Over time an extra level has been included which is 50% but as far as I can ascertain this is not a number that is attributed to our friend Leonardo. So what is the truth of all of this? It is true that Leonardo Pisano, was an Italian mathematician who lived in Pisa in the middle ages, and it is likely true that he was the first to document "The Golden Ratio" and "The Fibonacci Series". As to whether the Fibonacci levels will work when used as a trading aid is, I believe, largely dependent upon how popular the Fibonacci trading levels theory is at any given time.

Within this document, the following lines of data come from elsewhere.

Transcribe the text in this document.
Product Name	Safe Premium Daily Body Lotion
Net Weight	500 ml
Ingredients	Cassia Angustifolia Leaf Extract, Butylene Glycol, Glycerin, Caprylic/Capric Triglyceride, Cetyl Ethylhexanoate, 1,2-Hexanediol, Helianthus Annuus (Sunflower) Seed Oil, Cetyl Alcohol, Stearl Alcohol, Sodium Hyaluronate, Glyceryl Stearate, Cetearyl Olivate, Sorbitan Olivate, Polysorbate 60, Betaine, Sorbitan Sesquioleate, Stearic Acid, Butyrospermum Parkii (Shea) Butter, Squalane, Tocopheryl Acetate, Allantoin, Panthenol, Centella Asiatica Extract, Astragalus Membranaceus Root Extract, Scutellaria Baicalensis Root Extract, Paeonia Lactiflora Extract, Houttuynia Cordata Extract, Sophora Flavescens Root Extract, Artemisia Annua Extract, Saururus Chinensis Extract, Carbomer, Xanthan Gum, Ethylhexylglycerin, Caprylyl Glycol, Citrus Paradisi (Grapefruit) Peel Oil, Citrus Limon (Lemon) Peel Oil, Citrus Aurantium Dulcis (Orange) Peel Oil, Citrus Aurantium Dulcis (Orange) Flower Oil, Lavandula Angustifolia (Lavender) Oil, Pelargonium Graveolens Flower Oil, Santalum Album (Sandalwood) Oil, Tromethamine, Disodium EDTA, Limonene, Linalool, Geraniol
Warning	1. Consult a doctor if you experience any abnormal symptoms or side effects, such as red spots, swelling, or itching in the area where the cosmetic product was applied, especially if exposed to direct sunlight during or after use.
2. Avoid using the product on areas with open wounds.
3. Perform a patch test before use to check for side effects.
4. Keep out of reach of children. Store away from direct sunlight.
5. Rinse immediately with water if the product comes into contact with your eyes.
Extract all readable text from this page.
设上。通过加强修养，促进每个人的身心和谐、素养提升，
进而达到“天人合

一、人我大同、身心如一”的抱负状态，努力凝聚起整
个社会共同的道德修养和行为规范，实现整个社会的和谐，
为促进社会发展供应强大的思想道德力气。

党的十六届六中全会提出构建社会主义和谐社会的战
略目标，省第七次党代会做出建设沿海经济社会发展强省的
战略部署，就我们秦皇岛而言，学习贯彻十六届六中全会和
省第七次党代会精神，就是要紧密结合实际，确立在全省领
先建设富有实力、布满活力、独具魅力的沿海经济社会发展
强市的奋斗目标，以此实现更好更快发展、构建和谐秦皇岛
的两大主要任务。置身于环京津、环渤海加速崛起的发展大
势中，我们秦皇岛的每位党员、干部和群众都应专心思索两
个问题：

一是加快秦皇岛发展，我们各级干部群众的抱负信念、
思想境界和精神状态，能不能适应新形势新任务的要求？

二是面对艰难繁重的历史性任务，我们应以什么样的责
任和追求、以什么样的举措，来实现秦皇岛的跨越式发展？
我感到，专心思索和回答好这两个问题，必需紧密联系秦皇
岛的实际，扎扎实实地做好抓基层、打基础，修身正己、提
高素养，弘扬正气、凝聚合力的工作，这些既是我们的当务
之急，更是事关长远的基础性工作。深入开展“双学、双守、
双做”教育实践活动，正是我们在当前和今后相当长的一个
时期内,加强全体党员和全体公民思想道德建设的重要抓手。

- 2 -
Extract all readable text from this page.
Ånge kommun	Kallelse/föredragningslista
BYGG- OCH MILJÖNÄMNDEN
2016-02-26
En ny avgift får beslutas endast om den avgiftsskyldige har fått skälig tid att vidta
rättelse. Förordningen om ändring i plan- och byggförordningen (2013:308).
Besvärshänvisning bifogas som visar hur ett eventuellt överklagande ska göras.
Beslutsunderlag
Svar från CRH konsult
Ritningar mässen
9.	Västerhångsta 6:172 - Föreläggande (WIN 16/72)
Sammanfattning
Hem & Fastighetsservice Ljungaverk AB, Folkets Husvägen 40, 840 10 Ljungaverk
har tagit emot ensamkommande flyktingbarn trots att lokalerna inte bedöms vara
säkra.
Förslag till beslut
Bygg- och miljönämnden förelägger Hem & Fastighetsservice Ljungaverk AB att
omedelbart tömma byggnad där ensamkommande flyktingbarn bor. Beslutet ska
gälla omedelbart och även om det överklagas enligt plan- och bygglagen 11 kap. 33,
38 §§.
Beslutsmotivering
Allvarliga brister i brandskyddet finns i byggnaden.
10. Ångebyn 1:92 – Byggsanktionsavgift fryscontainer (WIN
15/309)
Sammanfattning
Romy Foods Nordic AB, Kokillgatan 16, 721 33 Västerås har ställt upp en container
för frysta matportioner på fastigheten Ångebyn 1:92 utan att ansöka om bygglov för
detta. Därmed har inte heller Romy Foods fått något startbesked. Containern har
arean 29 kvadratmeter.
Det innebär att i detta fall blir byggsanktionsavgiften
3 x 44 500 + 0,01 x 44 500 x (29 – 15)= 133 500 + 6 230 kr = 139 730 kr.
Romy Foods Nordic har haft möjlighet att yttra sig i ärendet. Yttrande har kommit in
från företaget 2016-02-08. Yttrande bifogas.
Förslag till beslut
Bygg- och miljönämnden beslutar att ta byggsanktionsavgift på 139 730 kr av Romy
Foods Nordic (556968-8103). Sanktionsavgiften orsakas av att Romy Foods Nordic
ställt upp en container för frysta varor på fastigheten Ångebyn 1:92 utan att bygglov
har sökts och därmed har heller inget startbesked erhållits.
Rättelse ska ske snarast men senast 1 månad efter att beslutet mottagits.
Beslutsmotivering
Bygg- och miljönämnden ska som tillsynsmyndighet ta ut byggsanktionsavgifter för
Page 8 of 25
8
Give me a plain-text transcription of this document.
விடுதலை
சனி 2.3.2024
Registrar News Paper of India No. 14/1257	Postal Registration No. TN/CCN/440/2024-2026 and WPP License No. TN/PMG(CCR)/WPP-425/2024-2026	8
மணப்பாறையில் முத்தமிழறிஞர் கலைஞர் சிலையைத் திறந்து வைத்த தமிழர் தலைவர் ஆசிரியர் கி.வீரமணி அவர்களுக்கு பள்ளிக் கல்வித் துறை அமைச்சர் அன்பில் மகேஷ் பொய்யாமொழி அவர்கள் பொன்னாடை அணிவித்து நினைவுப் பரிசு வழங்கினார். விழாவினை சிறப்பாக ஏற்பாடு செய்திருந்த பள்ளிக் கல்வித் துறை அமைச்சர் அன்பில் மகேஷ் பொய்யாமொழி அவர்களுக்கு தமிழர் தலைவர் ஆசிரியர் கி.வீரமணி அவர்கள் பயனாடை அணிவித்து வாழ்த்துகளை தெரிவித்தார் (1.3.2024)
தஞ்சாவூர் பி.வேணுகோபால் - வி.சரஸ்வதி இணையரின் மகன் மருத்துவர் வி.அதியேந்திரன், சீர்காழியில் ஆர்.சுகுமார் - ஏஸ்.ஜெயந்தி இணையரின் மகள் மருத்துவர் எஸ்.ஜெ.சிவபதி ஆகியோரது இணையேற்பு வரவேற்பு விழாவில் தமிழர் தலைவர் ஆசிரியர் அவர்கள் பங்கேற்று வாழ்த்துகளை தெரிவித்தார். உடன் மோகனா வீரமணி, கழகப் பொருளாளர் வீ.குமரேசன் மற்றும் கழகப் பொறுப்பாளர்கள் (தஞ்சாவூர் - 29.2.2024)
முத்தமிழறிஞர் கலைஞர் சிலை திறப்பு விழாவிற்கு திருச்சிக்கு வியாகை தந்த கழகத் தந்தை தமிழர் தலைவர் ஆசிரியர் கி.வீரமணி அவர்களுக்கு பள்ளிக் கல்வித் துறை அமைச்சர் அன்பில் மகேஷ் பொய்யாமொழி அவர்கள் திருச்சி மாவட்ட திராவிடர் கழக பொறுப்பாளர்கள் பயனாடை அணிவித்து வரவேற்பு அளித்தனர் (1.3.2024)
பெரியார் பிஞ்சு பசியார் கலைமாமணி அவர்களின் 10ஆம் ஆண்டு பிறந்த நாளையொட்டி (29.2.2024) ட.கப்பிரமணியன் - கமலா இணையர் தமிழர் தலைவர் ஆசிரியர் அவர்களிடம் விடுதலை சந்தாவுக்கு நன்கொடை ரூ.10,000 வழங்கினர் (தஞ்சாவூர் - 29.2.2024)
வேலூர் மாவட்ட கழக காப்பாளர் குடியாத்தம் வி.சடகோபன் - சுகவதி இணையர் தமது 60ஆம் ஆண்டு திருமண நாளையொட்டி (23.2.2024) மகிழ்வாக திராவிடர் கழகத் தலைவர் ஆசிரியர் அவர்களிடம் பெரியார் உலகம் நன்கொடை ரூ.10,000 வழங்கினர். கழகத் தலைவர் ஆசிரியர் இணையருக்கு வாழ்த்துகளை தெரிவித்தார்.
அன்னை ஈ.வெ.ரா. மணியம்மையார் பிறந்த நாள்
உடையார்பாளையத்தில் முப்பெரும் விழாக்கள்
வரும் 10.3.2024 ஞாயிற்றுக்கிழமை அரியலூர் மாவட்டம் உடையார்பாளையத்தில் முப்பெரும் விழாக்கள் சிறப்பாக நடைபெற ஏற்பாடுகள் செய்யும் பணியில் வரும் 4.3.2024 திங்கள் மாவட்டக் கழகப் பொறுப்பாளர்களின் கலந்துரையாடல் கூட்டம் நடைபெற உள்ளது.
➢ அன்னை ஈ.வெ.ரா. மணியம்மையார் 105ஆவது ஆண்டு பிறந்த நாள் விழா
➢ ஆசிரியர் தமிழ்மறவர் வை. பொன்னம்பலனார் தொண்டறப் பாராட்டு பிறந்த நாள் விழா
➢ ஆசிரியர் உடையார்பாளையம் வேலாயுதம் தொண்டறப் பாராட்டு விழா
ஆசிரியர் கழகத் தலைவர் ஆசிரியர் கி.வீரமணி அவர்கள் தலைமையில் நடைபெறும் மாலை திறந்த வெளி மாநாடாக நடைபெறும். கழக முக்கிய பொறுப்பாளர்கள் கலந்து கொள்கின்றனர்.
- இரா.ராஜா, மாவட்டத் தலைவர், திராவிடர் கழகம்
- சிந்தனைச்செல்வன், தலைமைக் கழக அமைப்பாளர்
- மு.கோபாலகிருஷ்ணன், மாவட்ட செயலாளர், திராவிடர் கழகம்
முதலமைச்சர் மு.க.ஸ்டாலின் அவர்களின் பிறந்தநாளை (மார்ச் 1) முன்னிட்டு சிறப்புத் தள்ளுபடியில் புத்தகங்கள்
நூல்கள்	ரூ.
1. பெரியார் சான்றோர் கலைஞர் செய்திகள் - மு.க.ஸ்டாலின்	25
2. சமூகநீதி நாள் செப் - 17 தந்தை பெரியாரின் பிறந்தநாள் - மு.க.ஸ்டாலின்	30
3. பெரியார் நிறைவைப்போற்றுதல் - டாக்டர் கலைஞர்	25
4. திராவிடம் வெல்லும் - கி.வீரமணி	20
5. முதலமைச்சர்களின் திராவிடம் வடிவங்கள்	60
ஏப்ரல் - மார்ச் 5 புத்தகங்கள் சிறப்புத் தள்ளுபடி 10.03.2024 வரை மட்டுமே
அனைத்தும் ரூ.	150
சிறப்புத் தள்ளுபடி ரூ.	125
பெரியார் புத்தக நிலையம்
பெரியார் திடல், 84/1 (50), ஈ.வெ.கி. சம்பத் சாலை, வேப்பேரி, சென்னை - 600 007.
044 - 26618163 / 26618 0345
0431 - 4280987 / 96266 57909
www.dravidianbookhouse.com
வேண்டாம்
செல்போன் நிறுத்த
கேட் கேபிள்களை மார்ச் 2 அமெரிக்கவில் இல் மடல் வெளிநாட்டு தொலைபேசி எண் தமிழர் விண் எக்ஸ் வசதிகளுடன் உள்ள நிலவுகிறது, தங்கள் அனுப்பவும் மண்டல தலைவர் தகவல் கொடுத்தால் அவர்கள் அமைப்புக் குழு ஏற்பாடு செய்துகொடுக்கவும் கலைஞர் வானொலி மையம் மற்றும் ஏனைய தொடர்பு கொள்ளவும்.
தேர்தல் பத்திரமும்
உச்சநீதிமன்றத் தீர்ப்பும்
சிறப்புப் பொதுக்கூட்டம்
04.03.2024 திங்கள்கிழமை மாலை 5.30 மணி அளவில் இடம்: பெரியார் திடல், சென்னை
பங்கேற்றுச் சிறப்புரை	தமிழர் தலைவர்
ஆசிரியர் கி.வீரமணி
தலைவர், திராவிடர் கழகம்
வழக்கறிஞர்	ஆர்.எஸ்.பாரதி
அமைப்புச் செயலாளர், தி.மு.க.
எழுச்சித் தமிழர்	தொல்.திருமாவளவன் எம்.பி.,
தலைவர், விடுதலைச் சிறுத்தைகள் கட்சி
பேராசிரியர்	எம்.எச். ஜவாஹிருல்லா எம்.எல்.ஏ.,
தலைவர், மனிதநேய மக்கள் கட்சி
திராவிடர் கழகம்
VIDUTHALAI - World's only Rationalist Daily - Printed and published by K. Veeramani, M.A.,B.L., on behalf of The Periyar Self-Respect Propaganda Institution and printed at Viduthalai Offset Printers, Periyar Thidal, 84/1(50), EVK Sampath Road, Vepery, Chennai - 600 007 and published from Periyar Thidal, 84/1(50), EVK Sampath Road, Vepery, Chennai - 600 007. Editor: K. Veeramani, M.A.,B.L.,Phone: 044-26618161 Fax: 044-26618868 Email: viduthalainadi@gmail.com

If the price of a currency pairs has reached 1.5670 from a low of 1.5282 and then price starts to retrace, and if the vast majority of traders who are active on this currency pair believe that the Fibonacci levels are a valuable trading aid, then price will most likely bounce at the 38% level of 1.5525 or at the 50% level or at the 62% level.

If on the other hand the majority of traders who are active on this currency pair believe that the Fibonacci levels have no trading aid value at all, then price will most likely settle at whatever is the current perceived market value of that pair. Do I use Fibonacci levels? Well to tell the truth, I do watch the levels, but only because so many traders believe that they work, and maybe this belief alone is enough to endorse their use.